Earlier this 12 months, we reported that Congress amended the Federal Arbitration Act to preclude obligatory binding arbitration of sexual assault and sexual harassment claims. This previous week, Congress went a step additional, passing the Converse Out Act, S. 4524, which is aimed toward prohibiting potential, pre-dispute non-disclosure and non-disparagement agreements that forestall staff from discussing sexual harassment or sexual assault. The Senate handed the invoice unanimously on September 29, 2022 and the Home of Representatives voted in favor of the measure, 315-109, on November 17, 2022. President Biden has expressed his intention to signal the invoice into regulation, and it’ll turn into efficient instantly upon his signature.
The bipartisan federal laws – the most recent federal invoice impressed by the #metoo motion and one which has been slowly gaining help over the previous 5 years – applies solely to pre-dispute nondisclosure and non-disparagement agreements and related clauses in employment agreements, rendering them null and void in cases by which sexual harassment or sexual assault is alleged in violation of federal, state, or tribal regulation. The objective of the invoice is to stop the usage of pre-dispute agreements aimed toward silencing staff from reporting sexual impropriety within the office. Related measures have been handed on the state stage in some jurisdictions (see, for instance, our prior reporting relating to analogous California, Illinois, Maryland, and Vermont right here, right here, and right here, to call just some), however when President Biden indicators the Converse Out Act, as he has indicated he’ll do, the regulation turns into instantly efficient nationwide.
Earlier variations of the Converse Out Act included language precluding non-disclosure clauses as utilized to claims of race, age, nationwide origin, and related equal employment alternative claims, however the invoice was stripped again to use solely to claims of sexual harassment and sexual assault in its closing type.

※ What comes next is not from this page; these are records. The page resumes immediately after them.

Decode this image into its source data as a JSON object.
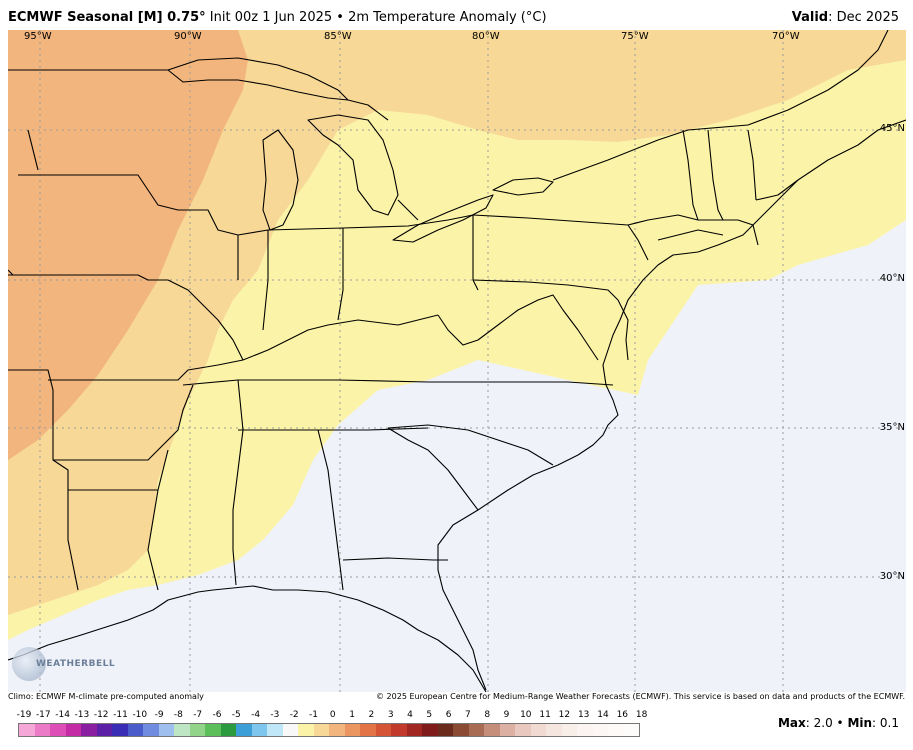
{
  "header": {
    "model": "ECMWF Seasonal [M] 0.75",
    "degree": "°",
    "init": "Init 00z 1 Jun 2025",
    "bullet": "•",
    "product": "2m Temperature Anomaly (°C)",
    "valid_label": "Valid",
    "valid_value": ": Dec 2025"
  },
  "map": {
    "colors": {
      "ocean_background": "#f0f2fa",
      "near_normal": "#f0f2fa",
      "anomaly_0_to_1": "#fbf4a8",
      "anomaly_1_to_2": "#f7d896",
      "anomaly_2_plus": "#f1b57d",
      "borders": "#000000",
      "gridlines": "#9a9a9a"
    },
    "longitude_labels": [
      "95°W",
      "90°W",
      "85°W",
      "80°W",
      "75°W",
      "70°W"
    ],
    "latitude_labels": [
      "45°N",
      "40°N",
      "35°N",
      "30°N"
    ]
  },
  "footer": {
    "climo": "Climo: ECMWF M-climate pre-computed anomaly",
    "copyright": "© 2025 European Centre for Medium-Range Weather Forecasts (ECMWF). This service is based on data and products of the ECMWF."
  },
  "logo": {
    "text": "WEATHERBELL"
  },
  "colorbar": {
    "ticks": [
      "-19",
      "-17",
      "-14",
      "-13",
      "-12",
      "-11",
      "-10",
      "-9",
      "-8",
      "-7",
      "-6",
      "-5",
      "-4",
      "-3",
      "-2",
      "-1",
      "0",
      "1",
      "2",
      "3",
      "4",
      "5",
      "6",
      "7",
      "8",
      "9",
      "10",
      "11",
      "12",
      "13",
      "14",
      "16",
      "18"
    ],
    "colors": [
      "#f5a7d8",
      "#ec7bc7",
      "#dd4eb7",
      "#c42ca6",
      "#8b1fa1",
      "#5b20a6",
      "#3a2db5",
      "#4a5cc9",
      "#6f8ce0",
      "#9fc0ef",
      "#bfe6c4",
      "#92d58a",
      "#5cbf5a",
      "#2c9a3f",
      "#3c9fd8",
      "#7fc6ef",
      "#c0e7f8",
      "#f8f8f8",
      "#fbf4a8",
      "#f7d896",
      "#f1b57d",
      "#eb9560",
      "#e27447",
      "#d65436",
      "#c23a2c",
      "#a12723",
      "#7f1b1a",
      "#6a2b1c",
      "#8a4a34",
      "#a86b53",
      "#c58e7a",
      "#dcb0a2",
      "#e9c9bf",
      "#f0dad2",
      "#f5e6e0",
      "#f9efe9",
      "#fbf4f0",
      "#fcf7f4",
      "#fdfaf8",
      "#fefcfb"
    ]
  },
  "maxmin": {
    "max_label": "Max",
    "max_value": ": 2.0",
    "sep": " • ",
    "min_label": "Min",
    "min_value": ": 0.1"
  }
}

President Biden’s administration urges additional laws to deal with the usage of non-disclosure agreements used to stop dialogue of different sorts of labor violations, however as a sensible matter, the Nationwide Labor Relations Act already protects the suitable of lined staff to interact in protected, concerted exercise – akin to discussing office discrimination, assault, and harassment – and present EEO legal guidelines shield staff engaged in conduct aimed toward asserting their very own rights or cooperating with different staff in defending their rights.

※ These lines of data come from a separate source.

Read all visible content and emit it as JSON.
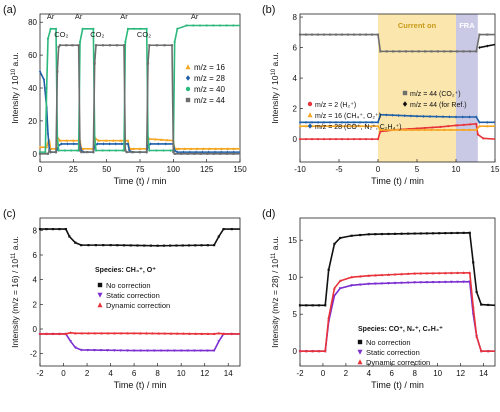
{
  "chart_data": [
    {
      "id": "a",
      "panel_label": "(a)",
      "type": "line",
      "xlabel": "Time (t) / min",
      "ylabel": "Intensity / 10",
      "ylabel_sup": "10",
      "ylabel_tail": " a.u.",
      "xlim": [
        0,
        150
      ],
      "ylim": [
        -5,
        85
      ],
      "xticks": [
        0,
        25,
        50,
        75,
        100,
        125,
        150
      ],
      "yticks": [
        0,
        20,
        40,
        60,
        80
      ],
      "grid": false,
      "legend_position": "right",
      "annotations": [
        {
          "text": "Ar",
          "x": 8,
          "y": 82
        },
        {
          "text": "CO₂",
          "x": 16,
          "y": 71
        },
        {
          "text": "Ar",
          "x": 29,
          "y": 82
        },
        {
          "text": "CO₂",
          "x": 43,
          "y": 71
        },
        {
          "text": "Ar",
          "x": 63,
          "y": 82
        },
        {
          "text": "CO₂",
          "x": 78,
          "y": 71
        },
        {
          "text": "Ar",
          "x": 116,
          "y": 82
        }
      ],
      "series": [
        {
          "name": "m/z = 16",
          "color": "#f5a623",
          "marker": "triangle",
          "x": [
            0,
            5,
            6,
            7,
            8,
            12,
            13,
            14,
            15,
            30,
            31,
            32,
            40,
            41,
            42,
            44,
            66,
            67,
            68,
            70,
            80,
            81,
            82,
            100,
            101,
            102,
            104,
            150
          ],
          "y": [
            4,
            4,
            7,
            8,
            3,
            3,
            8,
            9,
            8,
            8,
            3,
            3,
            3,
            8,
            9,
            8,
            8,
            3,
            3,
            3,
            3,
            8,
            9,
            8,
            3,
            3,
            3,
            3
          ]
        },
        {
          "name": "m/z = 28",
          "color": "#1f5fa8",
          "marker": "diamond",
          "x": [
            0,
            3,
            5,
            6,
            7,
            8,
            12,
            14,
            16,
            30,
            31,
            33,
            40,
            41,
            43,
            66,
            67,
            69,
            80,
            81,
            83,
            100,
            101,
            103,
            150
          ],
          "y": [
            50,
            45,
            28,
            12,
            3,
            1,
            1,
            5,
            6,
            6,
            2,
            1,
            1,
            5,
            6,
            6,
            2,
            1,
            1,
            5,
            6,
            6,
            2,
            1,
            1
          ]
        },
        {
          "name": "m/z = 40",
          "color": "#2db87d",
          "marker": "circle",
          "x": [
            0,
            4,
            5,
            6,
            8,
            12,
            13,
            14,
            28,
            29,
            30,
            32,
            40,
            41,
            42,
            62,
            63,
            64,
            66,
            80,
            81,
            82,
            98,
            100,
            101,
            103,
            110,
            150
          ],
          "y": [
            1,
            1,
            40,
            70,
            76,
            76,
            10,
            2,
            2,
            2,
            68,
            76,
            76,
            10,
            2,
            2,
            2,
            68,
            76,
            76,
            10,
            2,
            2,
            2,
            68,
            76,
            78,
            78
          ]
        },
        {
          "name": "m/z = 44",
          "color": "#6e6e6e",
          "marker": "square",
          "x": [
            0,
            6,
            7,
            8,
            12,
            13,
            14,
            15,
            29,
            30,
            31,
            40,
            41,
            42,
            63,
            64,
            65,
            80,
            81,
            82,
            99,
            100,
            101,
            150
          ],
          "y": [
            0,
            0,
            2,
            1,
            1,
            50,
            65,
            66,
            66,
            2,
            1,
            1,
            55,
            66,
            66,
            2,
            1,
            1,
            55,
            66,
            66,
            1,
            0,
            0
          ]
        }
      ]
    },
    {
      "id": "b",
      "panel_label": "(b)",
      "type": "line",
      "xlabel": "Time (t) / min",
      "ylabel": "Intensity / 10",
      "ylabel_sup": "10",
      "ylabel_tail": " a.u.",
      "xlim": [
        -10,
        15
      ],
      "ylim": [
        -1.5,
        8.2
      ],
      "xticks": [
        -10,
        -5,
        0,
        5,
        10,
        15
      ],
      "yticks": [
        0,
        2,
        4,
        6,
        8
      ],
      "grid": false,
      "bands": [
        {
          "label": "Current on",
          "x": [
            0,
            10
          ],
          "color": "#fbe7ae",
          "label_color": "#c99a1a"
        },
        {
          "label": "FRA",
          "x": [
            10,
            12.8
          ],
          "color": "#c9c9e6",
          "label_color": "#ffffff"
        }
      ],
      "legend_position": "bottom",
      "series": [
        {
          "name": "m/z = 2 (H₂⁺)",
          "color": "#e8323a",
          "marker": "circle",
          "x": [
            -10,
            0,
            0.3,
            2,
            5,
            8,
            10,
            10.2,
            12.6,
            12.8,
            13.5,
            15
          ],
          "y": [
            0,
            0,
            0.5,
            0.6,
            0.7,
            0.8,
            0.9,
            0.9,
            1.0,
            0.3,
            0.05,
            0
          ]
        },
        {
          "name": "m/z = 16 (CH₄⁺, O₂⁺)",
          "color": "#f5a623",
          "marker": "triangle",
          "x": [
            -10,
            0,
            0.3,
            12.6,
            13,
            15
          ],
          "y": [
            0.85,
            0.85,
            0.6,
            0.6,
            0.85,
            0.85
          ]
        },
        {
          "name": "m/z = 28 (CO⁺, N₂⁺, C₂H₄⁺)",
          "color": "#1f5fa8",
          "marker": "diamond",
          "x": [
            -10,
            0,
            0.3,
            5,
            10,
            12.6,
            13,
            15
          ],
          "y": [
            1.1,
            1.1,
            1.6,
            1.5,
            1.45,
            1.45,
            1.1,
            1.1
          ]
        },
        {
          "name": "m/z = 44 (CO₂⁺)",
          "color": "#6e6e6e",
          "marker": "square",
          "x": [
            -10,
            0,
            0.3,
            12.6,
            13,
            15
          ],
          "y": [
            6.85,
            6.85,
            5.75,
            5.75,
            6.85,
            6.85
          ]
        },
        {
          "name": "m/z = 44 (for Ref.)",
          "color": "#111111",
          "marker": "diamond",
          "x": [
            13,
            15
          ],
          "y": [
            6.0,
            6.2
          ]
        }
      ]
    },
    {
      "id": "c",
      "panel_label": "(c)",
      "type": "line",
      "xlabel": "Time (t) / min",
      "ylabel": "Intensity (m/z = 16) / 10",
      "ylabel_sup": "11",
      "ylabel_tail": " a.u.",
      "xlim": [
        -2,
        15
      ],
      "ylim": [
        -3,
        9
      ],
      "xticks": [
        -2,
        0,
        2,
        4,
        6,
        8,
        10,
        12,
        14
      ],
      "yticks": [
        -2,
        0,
        2,
        4,
        6,
        8
      ],
      "grid": false,
      "species_label": "Species: CH₄⁺, O⁺",
      "legend_position": "center-left",
      "series": [
        {
          "name": "No correction",
          "color": "#111111",
          "marker": "square",
          "x": [
            -2,
            0.2,
            0.5,
            1,
            1.5,
            4,
            8,
            12.8,
            13.2,
            13.6,
            15
          ],
          "y": [
            8.1,
            8.1,
            7.5,
            7,
            6.8,
            6.8,
            6.75,
            6.8,
            7.5,
            8.1,
            8.1
          ]
        },
        {
          "name": "Static correction",
          "color": "#7b2fd0",
          "marker": "triangle-down",
          "x": [
            -2,
            0.2,
            0.6,
            1,
            1.5,
            6,
            10,
            12.8,
            13.2,
            13.6,
            15
          ],
          "y": [
            -0.4,
            -0.4,
            -1.0,
            -1.5,
            -1.7,
            -1.75,
            -1.75,
            -1.75,
            -1.0,
            -0.4,
            -0.4
          ]
        },
        {
          "name": "Dynamic correction",
          "color": "#e8323a",
          "marker": "triangle",
          "x": [
            -2,
            0.2,
            0.6,
            1,
            6,
            12.8,
            13.2,
            13.6,
            15
          ],
          "y": [
            -0.4,
            -0.4,
            -0.3,
            -0.35,
            -0.35,
            -0.4,
            -0.35,
            -0.4,
            -0.4
          ]
        }
      ]
    },
    {
      "id": "d",
      "panel_label": "(d)",
      "type": "line",
      "xlabel": "Time (t) / min",
      "ylabel": "Intensity (m/z = 28) / 10",
      "ylabel_sup": "11",
      "ylabel_tail": " a.u.",
      "xlim": [
        -2,
        15
      ],
      "ylim": [
        -2,
        18
      ],
      "xticks": [
        -2,
        0,
        2,
        4,
        6,
        8,
        10,
        12,
        14
      ],
      "yticks": [
        0,
        5,
        10,
        15
      ],
      "grid": false,
      "species_label": "Species: CO⁺, N₂⁺, C₂H₄⁺",
      "legend_position": "bottom-right",
      "series": [
        {
          "name": "No correction",
          "color": "#111111",
          "marker": "square",
          "x": [
            -2,
            0.2,
            0.5,
            1,
            1.5,
            2.5,
            4,
            8,
            12.8,
            13.1,
            13.4,
            13.8,
            15
          ],
          "y": [
            6.2,
            6.2,
            11,
            14.5,
            15.3,
            15.6,
            15.8,
            15.9,
            16,
            12,
            8,
            6.3,
            6.2
          ]
        },
        {
          "name": "Static correction",
          "color": "#7b2fd0",
          "marker": "triangle-down",
          "x": [
            -2,
            0.2,
            0.5,
            1,
            1.5,
            2.5,
            4,
            8,
            12.8,
            13.1,
            13.4,
            13.8,
            15
          ],
          "y": [
            0,
            0,
            4,
            7.5,
            8.5,
            8.9,
            9.1,
            9.3,
            9.4,
            5,
            2,
            0,
            0
          ]
        },
        {
          "name": "Dynamic correction",
          "color": "#e8323a",
          "marker": "triangle",
          "x": [
            -2,
            0.2,
            0.5,
            1,
            1.5,
            2.5,
            4,
            8,
            12.8,
            13.1,
            13.4,
            13.8,
            15
          ],
          "y": [
            0,
            0,
            4.5,
            8.5,
            9.5,
            10,
            10.2,
            10.5,
            10.6,
            6,
            2,
            0,
            0
          ]
        }
      ]
    }
  ]
}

Moreover, the Converse Out Act solely precludes the usage of pre-dispute non-disclosure and non-disparagement agreements, that means these signed earlier than the illegal conduct begins. It doesn’t forestall employers and staff from agreeing to confidential settlements after alleged sexual harassment or abuse happens. Events stay free to enter into such preparations, offered that employers nonetheless can not preclude staff from reporting violations of EEO legal guidelines to businesses entrusted with imposing such legal guidelines, just like the Equal Employment Alternative Fee. Employers should require non-disclosure agreements to guard commerce secrets and techniques and confidential enterprise info, and should embrace confidentiality provisions in severance agreements. Consequently, the Converse Out Act is just not as a lot a sea change itself as a recommitment by Congress and the Administration to increasing measures aimed toward transparency round sexual misconduct within the office. Employers ought to assessment present handbook insurance policies and normal non-disclosure agreements to make sure compliance with the Converse Out Act, however that needs to be only one small step in a complete audit of sexual harassment insurance policies, reporting mechanisms, and investigation procedures.